The evolution of sex-biased genes in Bruchinae. (a) Comparison of the number of sex-biased genes between different species and tissues. We identified male-bias genes (MBG) and female-bias genes (FBG) in male and female samples from different tissues. The specific number of genes is indicated by numbers. (b) The Sankey diagram showing dynamic variation in sex-biased genes across different tissues and species. UBG, unbiased gene. (c) Distribution of sex-biased gene density between A. obtectus and C. chinensis (top) and between A. obtectus and C. maculatus (bottom) along sequence inversions. 'Reversible' represents the orthologs with different sex-biased expression patterns in different species. (d) Nonreplicating translocation event of gene. (e) Replication translocation event of genes.
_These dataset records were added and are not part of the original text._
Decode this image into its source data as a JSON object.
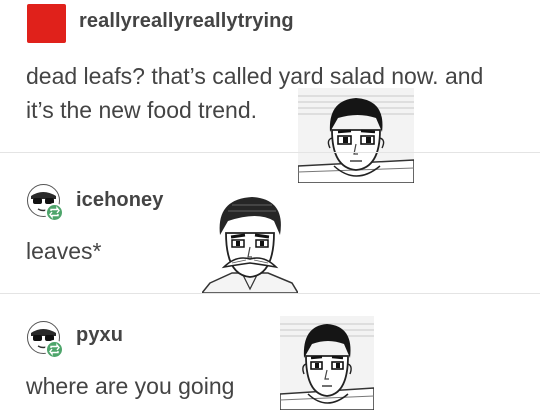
{
  "posts": [
    {
      "username": "reallyreallyreallytrying",
      "lines": [
        "dead leafs? that’s called yard salad now. and",
        "it’s the new food trend."
      ],
      "avatar_color": "#e0211b",
      "image_icon": "manga-boy-face-icon"
    },
    {
      "username": "icehoney",
      "lines": [
        "leaves*"
      ],
      "avatar_icon": "sunglasses-avatar-icon",
      "badge_icon": "reblog-icon",
      "image_icon": "manga-mustache-man-icon"
    },
    {
      "username": "pyxu",
      "lines": [
        "where are you going"
      ],
      "avatar_icon": "sunglasses-avatar-icon",
      "badge_icon": "reblog-icon",
      "image_icon": "manga-boy-face-icon"
    }
  ],
  "colors": {
    "text": "#444444",
    "divider": "#e4e4e4",
    "reblog_badge": "#4ea56b"
  }
}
The genes that undergo translocation are marked in red on the collinearity chart, and the corresponding sex-biased expression patterns in different tissues are shown in the bar plot. (f) The expression of genes with strong sex bias on the Y chromosome and their orthologous genes on the autosomes. Expression of Y-linked genes was calculated using testis and ovary tissues.